[Python-Dev] [Python-checkins] python/dist/src/Objectssetobject.c, 1.45, 1.46

Fri Aug 12 01:36:20 CEST 2005

[Jim Jewett]
> (1)  Is there a reason that you never shrink sets for
discard/remove/pop?

Yes, to avoid adding an O(n) step to what would otherwise be an O(1)
operation.  These tight, granular methods are so fast that even checking
for potential resizes would impact their performance.

Also, I was keeping the dict philosophy of shrinking only when an item
is added.  That approach prevents thrashing in the face of a series of
alternating add/pop operations.

OTOH, practicality beats purity.  Set differencing demands some
downsizing code (see below).

> (set difference will do a one-time shrink, if there are enough dummy
> entries, but even then, it doesn't look at the %filled, so a
> merge-related overallocation will stick around)
> 
> I note the you do the same with dicts, but I think sets are a more
> natural candidate for "this is the set of things I still have to
> process, in any order".  (I suppose enforcing an order with deque may
> be faster -- unless I'm worried about duplicates.)

It is all about balancing trade-offs.  Dummies have very little impact
on iteration speed, it is the used/(mask+1) sparseness ratio that
matters.  Also, they have very little impact on lookup time unless the
table is nearly full (and it affects not-found searches more than
successful searches).  Resizing is not a cheap operation.  The right
balance is very likely application dependent.  For now, my goal is to
deviate from dict code only for clear improvements (i.e. lookups based
on entry rather than just the key).

> (2)  When adding an element, you check that
> 
>     if (!(so->used > n_used && so->fill*3 >= (so->mask+1)*2))
> 
> Is there any reason to use that +1?  Without it, resizes will happen
> element sooner, but probably not much more often -- and you could
> avoid an add on every insert.
> (I suppose dictionaries have the same question.)

Without the +1, small dicts and sets could only hold four entries
instead of five (which has shown itself to be a better cutoff point).

Even if this didn't apply to sets, I still aspire to keep true to
dictobject.c.  That code has been thoroughly tested and tuned.  By
starting with mature code, I've saved years of evolution.  Also, there
is a maintenance benefit -- developers familiar with dictobject.c will
find setobject.c to be instantly recognizable.  There is only one new
trick, set_swap_bodies(), and that is thoroughly commented.
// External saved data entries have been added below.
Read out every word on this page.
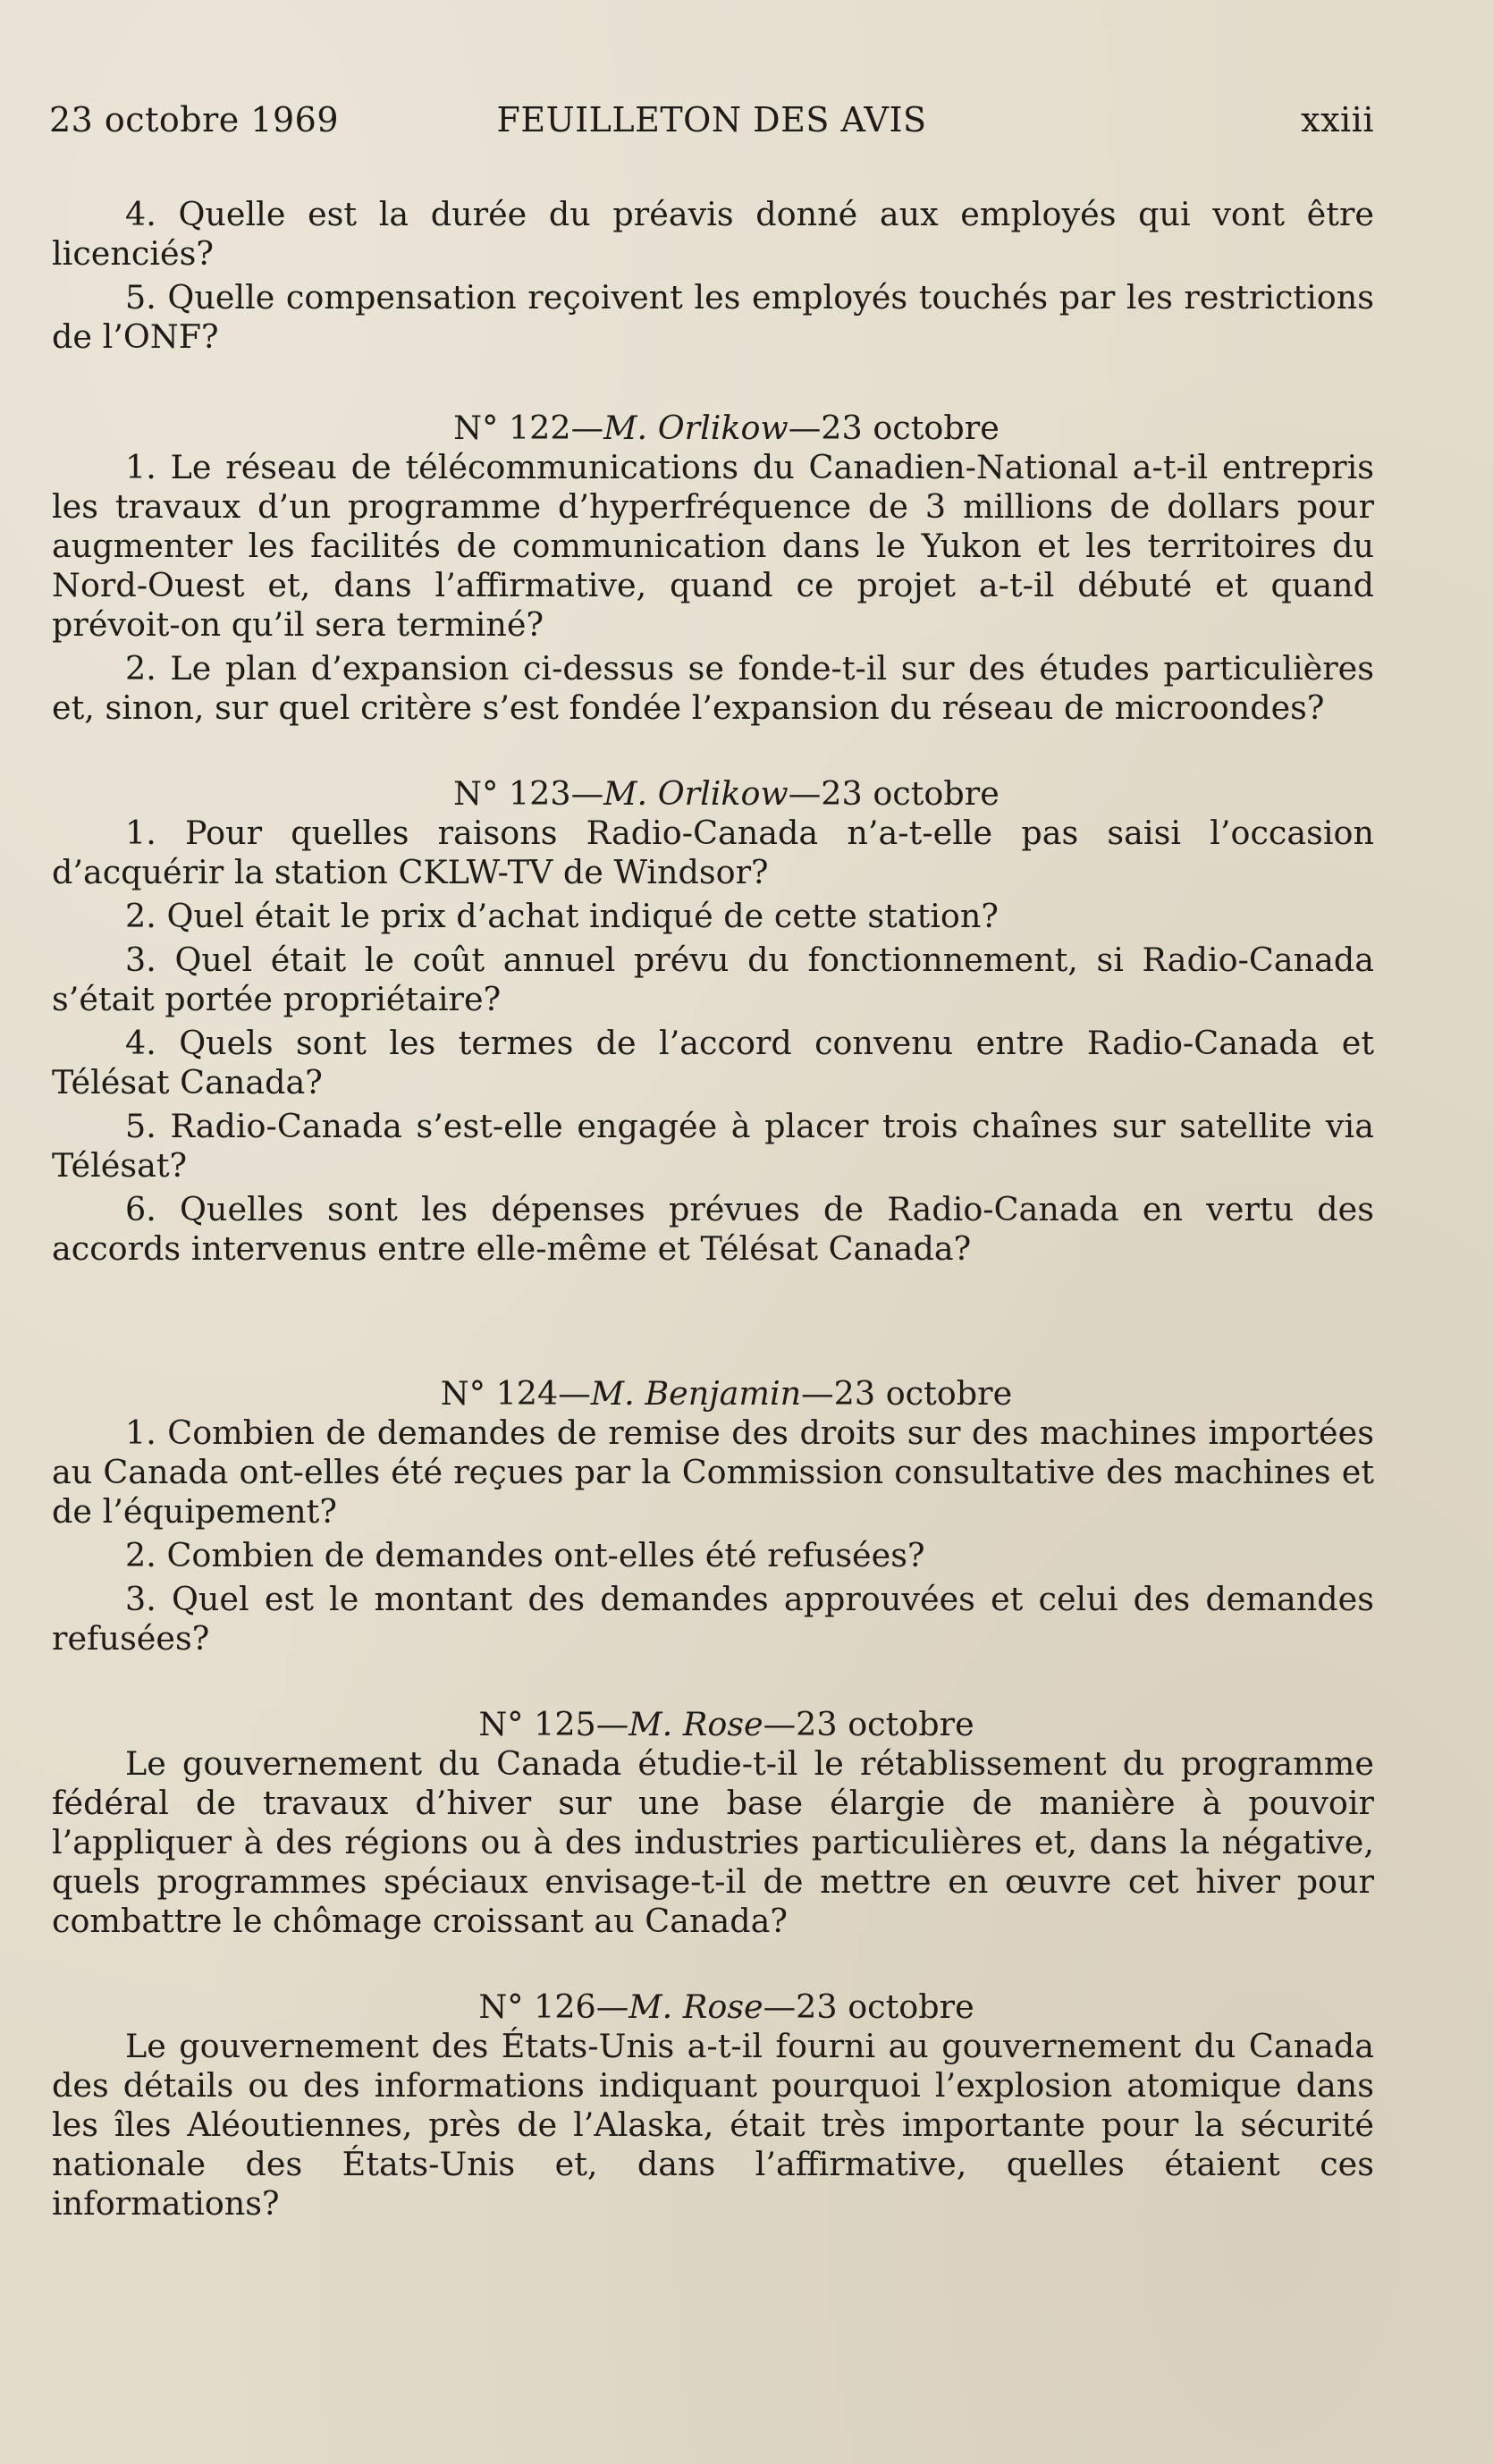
23 octobre 1969	FEUILLETON DES AVIS	xxiii

4. Quelle est la durée du préavis donné aux employés qui vont être licenciés?

5. Quelle compensation reçoivent les employés touchés par les restrictions de l’ONF?

N° 122—M. Orlikow—23 octobre

1. Le réseau de télécommunications du Canadien-National a-t-il entrepris les travaux d’un programme d’hyperfréquence de 3 millions de dollars pour augmenter les facilités de communication dans le Yukon et les territoires du Nord-Ouest et, dans l’affirmative, quand ce projet a-t-il débuté et quand prévoit-on qu’il sera terminé?

2. Le plan d’expansion ci-dessus se fonde-t-il sur des études particulières et, sinon, sur quel critère s’est fondée l’expansion du réseau de microondes?

N° 123—M. Orlikow—23 octobre

1. Pour quelles raisons Radio-Canada n’a-t-elle pas saisi l’occasion d’acquérir la station CKLW-TV de Windsor?

2. Quel était le prix d’achat indiqué de cette station?

3. Quel était le coût annuel prévu du fonctionnement, si Radio-Canada s’était portée propriétaire?

4. Quels sont les termes de l’accord convenu entre Radio-Canada et Télésat Canada?

5. Radio-Canada s’est-elle engagée à placer trois chaînes sur satellite via Télésat?

6. Quelles sont les dépenses prévues de Radio-Canada en vertu des accords intervenus entre elle-même et Télésat Canada?

N° 124—M. Benjamin—23 octobre

1. Combien de demandes de remise des droits sur des machines importées au Canada ont-elles été reçues par la Commission consultative des machines et de l’équipement?

2. Combien de demandes ont-elles été refusées?

3. Quel est le montant des demandes approuvées et celui des demandes refusées?

N° 125—M. Rose—23 octobre

Le gouvernement du Canada étudie-t-il le rétablissement du programme fédéral de travaux d’hiver sur une base élargie de manière à pouvoir l’appliquer à des régions ou à des industries particulières et, dans la négative, quels programmes spéciaux envisage-t-il de mettre en œuvre cet hiver pour combattre le chômage croissant au Canada?

N° 126—M. Rose—23 octobre

Le gouvernement des États-Unis a-t-il fourni au gouvernement du Canada des détails ou des informations indiquant pourquoi l’explosion atomique dans les îles Aléoutiennes, près de l’Alaska, était très importante pour la sécurité nationale des États-Unis et, dans l’affirmative, quelles étaient ces informations?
> (3)  In set_merge, when finding the new size, you use (so->fill +
other-
> >used)
> 
> Why so->fill?  If it is different from so->used, then the extras are
> dummy entries that it would be good to replace.
> (I note that dictobject does use ->used.)

The cop-out answer is that this is what is done in PyDict_Merge().

I believe the reasoning behind that design was to provide the best guess
as to the maximum amount of space that could be consumed by the
impending insertions.  If they will all fit, then resizing is skipped.
The approach reflects a design that values avoiding resizes more than it
values eliminating dummy entries.  AFAICT, dummy elimination is a
by-product of resizing rather than its goal.

With sets, I followed that design except for set differencing.  In
dictionaries, there is no parallel operation of mass deletion.  I had to
put in some control so that s-=t wouldn't leave a giant set with only a
handful of non-dummy entries.  This reflects the space saving goal for
the Py2.5 updates.  There was also a goal to eliminate redundant calls
to PyObject_Hash().  The nice performance improvement was an unexpected
bonus.

Your questions are good.  Thanks for reading the code and thinking about
it.  Hope you enjoy the new implementation which for the first time can
outperform dicts in terms of both space and speed.

Raymond